Dziś pod siedzibą "rzepy" odbyła się manifestacja w obronie Cezarego Gmyza
W demonstracji udział wzięli dziennikarze oraz czytelnicy "Rzeczpospolitej", którzy wyrazili swój sprzeciw odnośnie "ograniczania dostępu do prawdy i wprowadzania cenzury". Swoje niezadowolenie wyrazili skandując hasła "Precz z komuną" oraz "Chcemy wolnych mediów".
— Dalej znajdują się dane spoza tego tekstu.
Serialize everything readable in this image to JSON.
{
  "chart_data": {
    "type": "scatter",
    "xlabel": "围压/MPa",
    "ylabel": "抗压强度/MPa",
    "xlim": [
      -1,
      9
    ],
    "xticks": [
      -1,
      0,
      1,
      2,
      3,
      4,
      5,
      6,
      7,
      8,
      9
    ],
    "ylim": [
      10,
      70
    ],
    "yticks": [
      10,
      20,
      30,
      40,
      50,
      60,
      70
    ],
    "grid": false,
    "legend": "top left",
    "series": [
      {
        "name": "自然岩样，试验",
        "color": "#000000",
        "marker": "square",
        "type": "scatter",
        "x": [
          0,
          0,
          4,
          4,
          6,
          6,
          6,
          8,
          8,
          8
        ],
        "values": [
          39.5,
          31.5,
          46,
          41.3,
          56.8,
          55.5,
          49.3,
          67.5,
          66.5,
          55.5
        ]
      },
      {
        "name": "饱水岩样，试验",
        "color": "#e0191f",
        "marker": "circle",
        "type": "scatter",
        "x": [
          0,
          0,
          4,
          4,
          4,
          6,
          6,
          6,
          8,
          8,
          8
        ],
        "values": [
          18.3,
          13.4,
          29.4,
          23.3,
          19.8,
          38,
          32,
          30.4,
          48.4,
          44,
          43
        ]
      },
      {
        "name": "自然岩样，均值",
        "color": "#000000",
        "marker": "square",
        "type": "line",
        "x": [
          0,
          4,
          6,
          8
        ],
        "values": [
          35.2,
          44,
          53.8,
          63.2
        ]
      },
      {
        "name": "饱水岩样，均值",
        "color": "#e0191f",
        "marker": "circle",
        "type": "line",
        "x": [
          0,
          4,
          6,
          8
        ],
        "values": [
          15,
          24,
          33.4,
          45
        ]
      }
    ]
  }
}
Cezary Gmyz podziękował za wsparcie, dodał również, że od teraz będzie dziennikarzem niezależnym i będzie współpracował z różnymi redakcjami. Stwierdził, że w sprawie zarzutów nierzetelności dziennikarskiej jest w stałym kontakcie ze swoimi prawnikami, ponieważ jest to zarzut, który uwłacza jego godności.interia/pap
Dzisiejszy protest to dalszy ciąg "afery trotylowej", zwolnienie Gmyza jest skandalem. Gdyby nawet przyjąć pogląd ludzi popierających jego zwolnienie-brak jednoznacznych dowodów, na tę chwilę-to zwolnienie trze by nazwać skandalem. Prokuratura nie wykluczyła czy teza artykułu jest błędna, prokuratura odsunęła tylko potwierdzenie tej tezy o pół roku. Przyjmując jednak iż brak jednoznaczego potwierdzenia tez dziennikarza przez prokuraturę ma kończyć się jego zwolnieniem, należy zapytać. Kto zwolnił dziennikarzy podających tezy bez żadnego pokrycia-mam tu na myśli kłamstwa o czterech podejściach, naciskach na załogę, pijanym generale, kłótni na lotnisku. Jakie wtedy było potwierdzenie owych tez? Czy redakcje zwolniły podających je "dziennikarzy"?
W przypadku Gmyza mamy kuriozalną sytuację, na potwierdzenie jego wersji karze nam się czekać pół roku. Co będzie jeśli wtedy okaże się iż miał ona rację?
Zwolnienie Gmyza jest kompromitacją dla zarządu gazety, podobnie jak dla "dziennikarzy" kompromitacją jest popieranie tego zwolnienia....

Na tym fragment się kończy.